As of Monday, Oct. 23, the Food Research Building was closed, but library patrons were told to call 723-3943 for limited access.
The Art Library had about 1,000 volumes to reshelve, and some sound recordings and rare materials were damaged at the Music Library, along with card catalog cases. Both libraries opened Friday.
Cubberley Library in the School of Education remained closed until Saturday, Oct. 21, while authorities checked for possible asbestos problems. About 100,000 volumes were on the floor, Reneker said.
In the science and engineering area, the Terman Engineering Library reopened Friday, despite wall cracks, broken ceiling tiles, and damaged equipment. The Physics Library also opened Friday, but the mezzanine collection was available only through paging because of problems with shelf bracing. Falconer Biology also was open, but accessible only from the south stair since the bridge on the north has not yet been declared safe.
The Mathematics and Computer Science Library was closed until Saturday for asbestos tests. Swain Chemistry Library, where there was some shelf damage, was opened Saturday when the building was declared safe to enter.
In the Stanford Auxiliary, some of the mechanisms controlling the compact shelving are damaged. Portions of the collection are not available, and access is by staff only.
At the Hoover Institution, Associate Director Charles Palm said the "collections are virtually unscathed." The Hoover Archives sustained no damage in the Herbert Hoover Memorial Building and reopened Thursday morning.
A ceiling water pipe burst Monday morning in the East Asia Library in the Lou Henry Hoover Building, spilling some hot water on the card catalog.
Palm said he did not anticipate serious damage to the catalog because staff immediately covered it with plastic and Operations and Maintenance, which was there checking what started as a small leak, quickly turned off the water supply. The library may reopen Wednesday, Palm said.
The western languages collections in the Hoover Tower reopened Monday morning. More than 1.3 million volumes are stored on 17 stack floors in the tower.
At the top two levels — floors 13 and 15 — some stacks failed. Overall, about 10 percent of the books in the tower fell down, Palm said.
Three staff members who had accompanied University Carilloneur James Angell to the 13th level for his 5 p.m. concert climbed over fallen volumes to flee down the fire escape.
Jackson Business Library suffered extensive damage and was closed indefinitely. Bookshelves on all three floors of the library split apart as they fell, and a burst pipe on the third floor caused water damage. Officials feared asbestos contamination under the third floor roof, according to Rich Kurovsky, news director at the Business School.
Jackson Library officials plan to set up a room where students can make arrangement to page materials they need.
Lane Medical Library reopened Friday, but only to members of the Stanford community. Reference, reserves, and the core collection of journals are open, but the stacks are closed because some shelves are leaning precariously. Staff members will attempt to page material for clinically related emergencies, according to Lane Director Peter Stangl.

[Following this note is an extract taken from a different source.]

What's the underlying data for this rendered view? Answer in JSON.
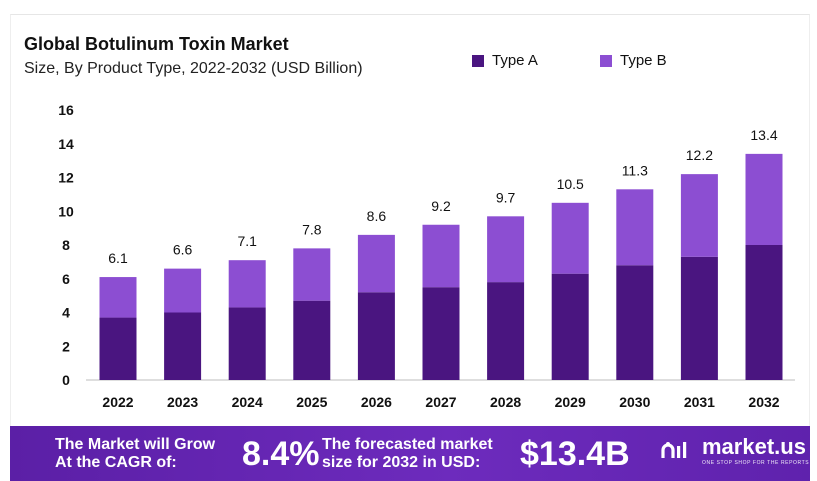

Stangl said more seating is being installed to make up for the loss of seats in the stacks.
The SLAC library stayed open following the quake, and Library Director Bob Gex and his staff spent 90 minutes reshelving about 500 books that fell down.
The Robert Crown Law Library reopened at 4 p.m. Thursday after 60 to 80 student volunteers helped staff members picked up about 100,000 books that fell. The Law Library contains 330,000 books.
According to Associate Law Librarian Rosalee Long, 24 ranges of stacks holding about 30,000 books toppled over in the basement, but no one was injured. The books are being moved to temporary shelving in a storage area under the Law School's front patio, while plans are made to rebuild the collapsed stacks.